A group of Muslim converts to Catholicism – people who had risked their lives to make this conversion – wrote a letter to Bergoglio last year, asking why they had even bothered, if, as he said, Islam was a valid “path to Salvation”. I found this letter strangely moving. These ex-Muslims seem to have thought much more seriously about the distinctiveness of the Christian faith than the Pope himself ever has done, which is quite extraordinary.

If you sincerely believe you have the secret to eternal truth and everlasting life, sharing it with others is surely a basic moral responsibility. Declining to do so is a moral abnegation that marks your faith out as not being serious.

A couple of weeks ago, the anti-Pope was accused of heresy by dozens of prominent Catholic thinkers, including heavyweight scholars and theologians. One of the signatories expressed the view that “Bergoglio wants to transform the Church into a mildly spiritually flavoured NGO.”

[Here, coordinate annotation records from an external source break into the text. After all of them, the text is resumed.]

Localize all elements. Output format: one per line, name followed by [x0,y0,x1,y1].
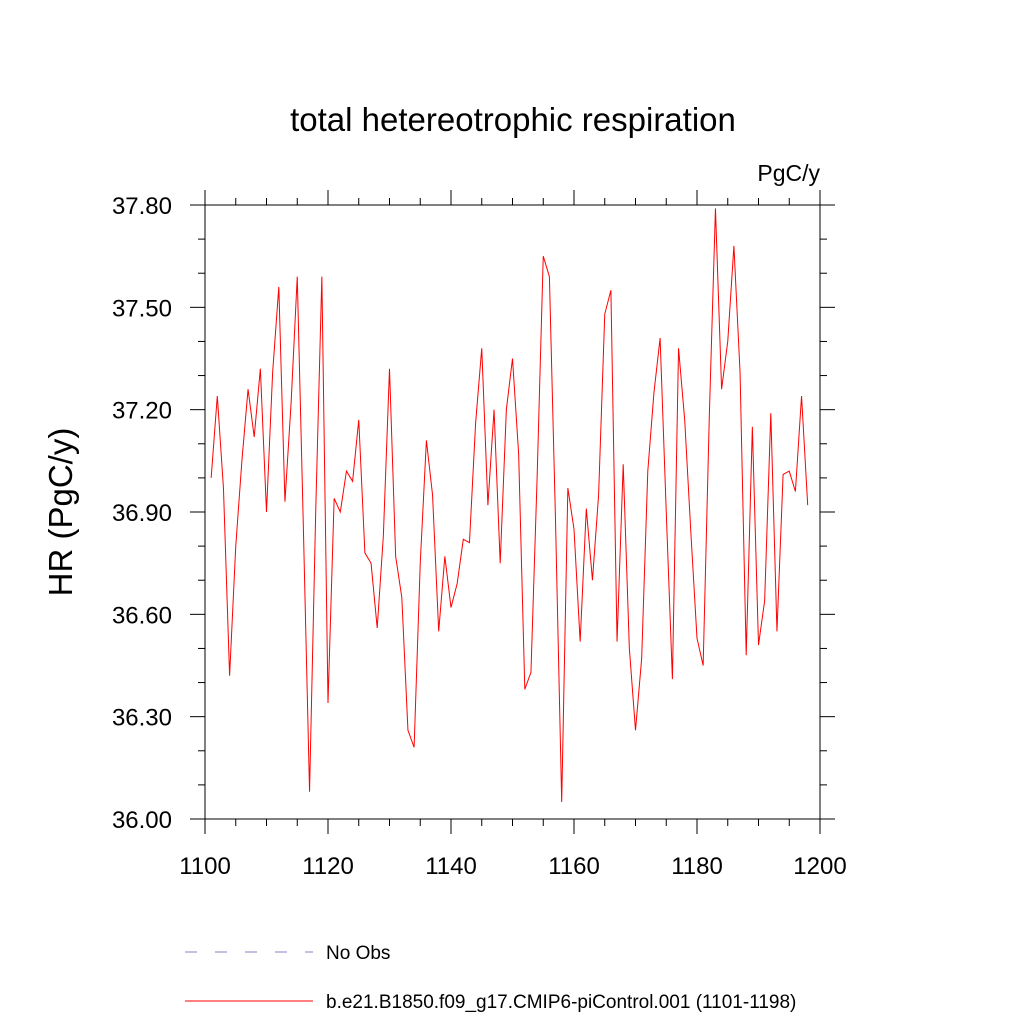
y-tick-label: 36.30 [112,705,172,732]
legend-label-model-run: b.e21.B1850.f09_g17.CMIP6-piControl.001 … [326,992,796,1013]
x-tick-label: 1140 [425,853,477,880]
x-tick-label: 1120 [302,853,354,880]
x-tick-label: 1100 [179,853,231,880]
y-tick-label: 36.00 [112,807,172,834]
y-tick-label: 37.80 [112,193,172,220]
x-tick-label: 1200 [793,853,846,880]
x-axis-ticks [204,190,821,834]
legend: No Obs b.e21.B1850.f09_g17.CMIP6-piContr… [185,943,796,1013]
y-tick-label: 36.60 [112,602,172,629]
x-tick-label: 1180 [671,853,723,880]
legend-label-no-obs: No Obs [326,943,390,964]
y-axis-tick-labels: 36.00 36.30 36.60 36.90 37.20 37.50 37.80 [112,193,172,834]
chart-title: total hetereotrophic respiration [290,101,736,138]
y-axis-ticks [190,204,835,820]
x-tick-label: 1160 [548,853,600,880]
plot-series [210,208,809,802]
y-tick-label: 36.90 [112,500,172,527]
units-label: PgC/y [757,160,820,186]
y-tick-label: 37.20 [112,398,172,425]
y-tick-label: 37.50 [112,295,172,322]
y-axis-label: HR (PgC/y) [42,428,79,597]
series-line-1 [210,208,809,802]
x-axis-tick-labels: 1100 1120 1140 1160 1180 1200 [179,853,847,880]
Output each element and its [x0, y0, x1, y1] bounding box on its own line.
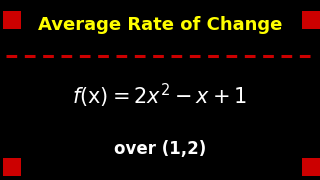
Bar [3, 158, 21, 176]
Text: over (1,2): over (1,2) [114, 140, 206, 158]
Bar [302, 158, 320, 176]
Text: Average Rate of Change: Average Rate of Change [38, 16, 282, 34]
Bar [302, 11, 320, 29]
Bar [3, 11, 21, 29]
Text: $f(\mathrm{x}) = 2x^2 - x + 1$: $f(\mathrm{x}) = 2x^2 - x + 1$ [72, 81, 248, 109]
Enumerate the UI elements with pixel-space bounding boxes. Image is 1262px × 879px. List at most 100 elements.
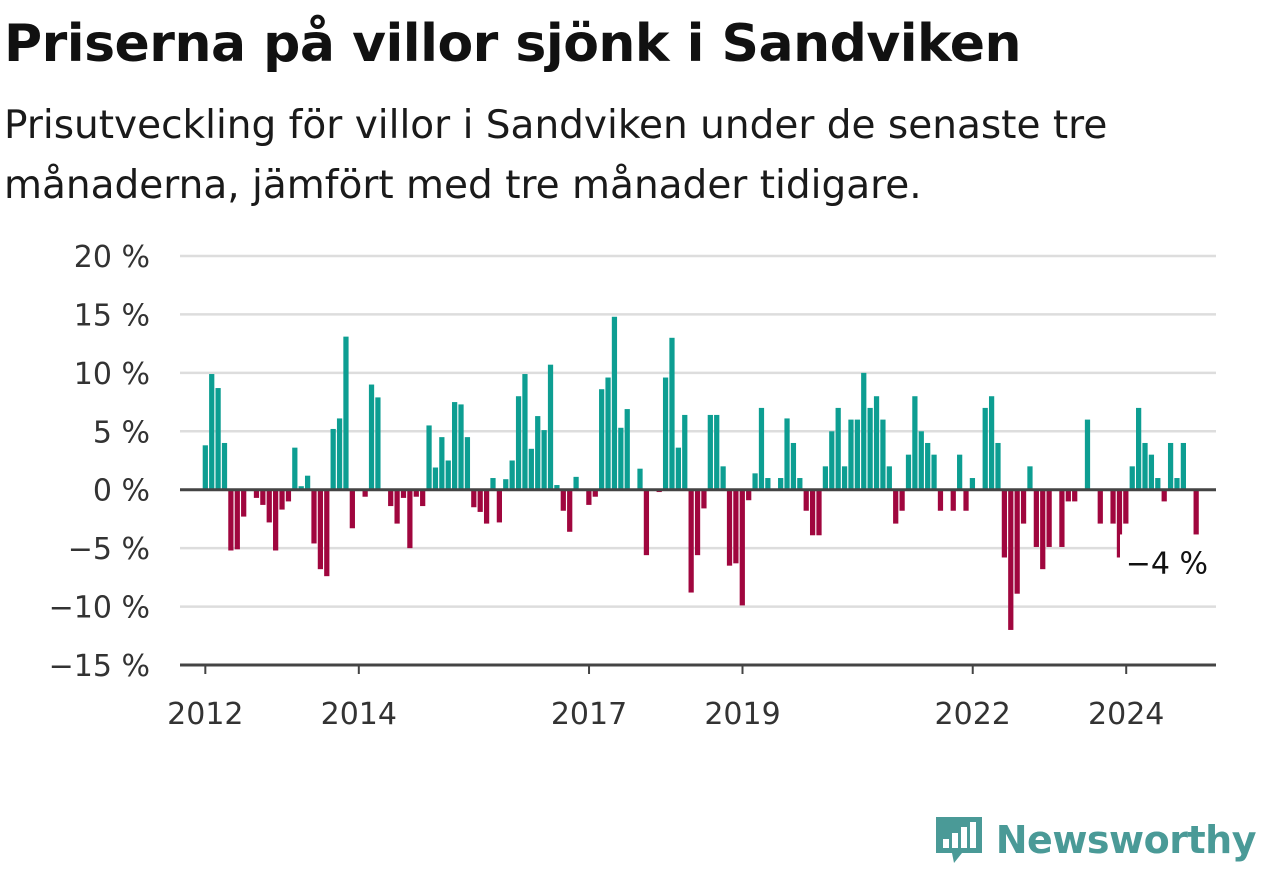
bar xyxy=(407,489,413,549)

The anti-Pope seems to love telling the Left media what it wants to hear. In pursuit of the next round of applause from people who are neither Catholic nor Christian, in off-the-cuff remarks and ill-thought-out speeches, he casually tramples on centuries of carefully-wrought doctrine. That is the essential grounding of the heresy charges against him.

He is unserious about his faith in a way that seems astonishing in a Pope.

If a heresy proceedings are ever formally instituted against Bergoglio, the fact that he allows Jews to tell him what he is allowed to say, and discourages efforts at converting them to a faith that could perhaps mitigate some of their harmful behaviour, should be added to the list of charges. He is a disgrace to his office and an enemy to Europe and Christendom.